When an orchestra visited her school, Lea loved the sound of the strings and decided she wanted to play in orchestra the next year in fifth grade.
“Instead of turning me away or redirecting me to choir, she decided to help me adapt the way I play,” Lea said. “It really wasn’t harder or easier to learn once we found a way for me to hold the instrument, because it’s the only way I’ve ever done it, and I was lucky to have supportive teachers all the way through high school that helped me adapt when necessary.”
Lea’s been playing for 25 years and, along the way, has occasionally had calls from music teachers across the country wanting to support students with limb differences. She has even met another musician who plays like she does.

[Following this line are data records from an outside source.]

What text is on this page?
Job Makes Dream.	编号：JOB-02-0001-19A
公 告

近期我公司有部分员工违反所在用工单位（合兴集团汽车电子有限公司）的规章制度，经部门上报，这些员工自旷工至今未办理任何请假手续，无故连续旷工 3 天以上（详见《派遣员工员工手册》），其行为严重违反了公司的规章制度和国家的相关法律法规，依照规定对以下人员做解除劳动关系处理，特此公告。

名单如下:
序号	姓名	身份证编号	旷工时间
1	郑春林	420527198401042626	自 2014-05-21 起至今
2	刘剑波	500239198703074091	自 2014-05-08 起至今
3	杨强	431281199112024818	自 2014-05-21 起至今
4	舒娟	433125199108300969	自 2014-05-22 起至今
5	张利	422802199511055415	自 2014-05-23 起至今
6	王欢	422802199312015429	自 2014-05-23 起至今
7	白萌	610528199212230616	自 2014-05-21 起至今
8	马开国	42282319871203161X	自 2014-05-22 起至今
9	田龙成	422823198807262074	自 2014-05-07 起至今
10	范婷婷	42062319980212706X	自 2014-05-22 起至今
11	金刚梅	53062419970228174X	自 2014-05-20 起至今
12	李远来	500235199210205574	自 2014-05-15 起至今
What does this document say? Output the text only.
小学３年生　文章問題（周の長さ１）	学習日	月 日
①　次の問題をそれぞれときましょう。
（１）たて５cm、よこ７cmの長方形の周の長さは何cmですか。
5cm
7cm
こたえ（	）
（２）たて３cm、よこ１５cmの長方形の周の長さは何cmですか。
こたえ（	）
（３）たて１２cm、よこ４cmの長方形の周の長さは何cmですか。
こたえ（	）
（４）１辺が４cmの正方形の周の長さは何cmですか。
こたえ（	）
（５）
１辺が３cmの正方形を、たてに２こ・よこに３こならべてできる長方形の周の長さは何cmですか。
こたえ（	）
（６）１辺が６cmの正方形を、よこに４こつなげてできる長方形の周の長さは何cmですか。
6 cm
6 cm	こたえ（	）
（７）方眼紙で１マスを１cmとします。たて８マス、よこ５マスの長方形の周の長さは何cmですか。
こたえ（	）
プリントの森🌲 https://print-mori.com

“I want every kid to know that it’s OK to have a different body or mind than other people,” Lea said. “I think it’s really important that we include disability in our thinking of diversity. Rather than pity or fear it, we should celebrate it in our culture. Creating music in our own unique ways is part of this celebration. If I didn’t have a disability, I know I wouldn’t have written the songs I write, because I wouldn’t be me.”
Gaelynn Lea performing.
Photo by Richard Carter
It’s important to note that this post only includes a few different types of disabilites, and there are so many more that also need representation. Deaf people can play music. Blind people can play music. Anyone can play music.
As a community, we need to work together to make all aspects of live music accessible, so that we can see more disabled musicians on stage. Representation can inspire future disabled artists and help make live music more diverse and inclusive.